Dimensionality of the input space

Another issue that needs to be dealt with is the dimensionality of the input vector space. If the input vector includes a large number of features, the learning problem will become difficult even if the function only considers a few of these features as valuable inputs. This is simply because the extra and unnecessary dimensions could lead to confusion and could cause the learning algorithm to have high variance. So, when the input dimensions are large, the classifier is adjusted to offset the effects by having low variance and high bias. In practice, the engineer could manually remove the irrelevant features to improve the accuracy and efficiency of the learning algorithm. However, this might not always be a practical solution. In recent times, many algorithms have been developed which are capable of removing unnecessary features and retaining only the relevant ones. This concept is known as dimensionality reduction, which helps in mapping input data into lower dimensions to improve the performance of the learning algorithm.

Noise in the output values

Last but not the least, the interference of noise (white noise) in the output values provided by the machine. The output values can be wrong due to the white noise that is added to the output values. These values could also be wrong due to human error. In such cases, the learning algorithm should not look to match the training inputs with their exact outputs. Algorithms with a low variance and high bias are the most desirable.

Other factors to consider

• One important thing to be kept in mind is the heterogeneity of data. The level of heterogeneity of the data should also play a role in dictating the learning algorithm that is to be chosen. Some algorithms work better on data sets whose inputs are limited within small ranges. A few of these are support vector machines, logistic regression, neural networks, linear regression and nearest neighbor methods. Nearest neighbor methods and support vector machines with Gaussian kernels work especially better with inputs limited to small ranges. On the other hand, there exist algorithms like decision trees, which work very well with heterogeneous data sets.

• Another feature of the data sets that need to be considered is the amount of redundancy in the set. A few algorithms perform poorly in the presence of excessive redundancy. This happens due to numerical instabilities. Examples of these types of algorithms are logistic regression, linear regression, and distance-based methods. For such cases, regularization needs to be included so that the algorithms can perform better.
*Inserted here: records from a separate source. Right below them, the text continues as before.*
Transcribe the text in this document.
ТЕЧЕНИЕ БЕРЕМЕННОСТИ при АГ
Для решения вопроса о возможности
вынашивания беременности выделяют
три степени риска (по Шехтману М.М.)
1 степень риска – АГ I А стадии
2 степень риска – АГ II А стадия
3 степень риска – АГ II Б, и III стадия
• While choosing algorithms, engineers need to consider the amount of non - linearities in the inputs and the interactions within different features of the input vector. If there is little to no interaction and each feature contributes independently to the output, algorithms based on distance functions and linear functions perform very efficiently. However, when there are some interactions within the input features, algorithms based on decision trees and neural networks are desirable. The reason for this is that these algorithms are designed to detect these interactions in the input vectors. If the engineer decides to use linear algorithms, he must specify the interactions that exist.

When an engineer is tasked with selecting an algorithm for a specific application, he may choose to compare various algorithms experimentally to decide which one is best suited for the application. However, a large amount of time needs to be invested by the engineer in collecting training data and tuning the algorithm. If provided with a large number of resources, it is advisable to spend more time collecting data than spending time on tuning the algorithm because the latter is extremely tedious. The most commonly used learning algorithms are neural networks, nearest neighbor algorithms, linear and logistic regressions, support vector machines and decision trees.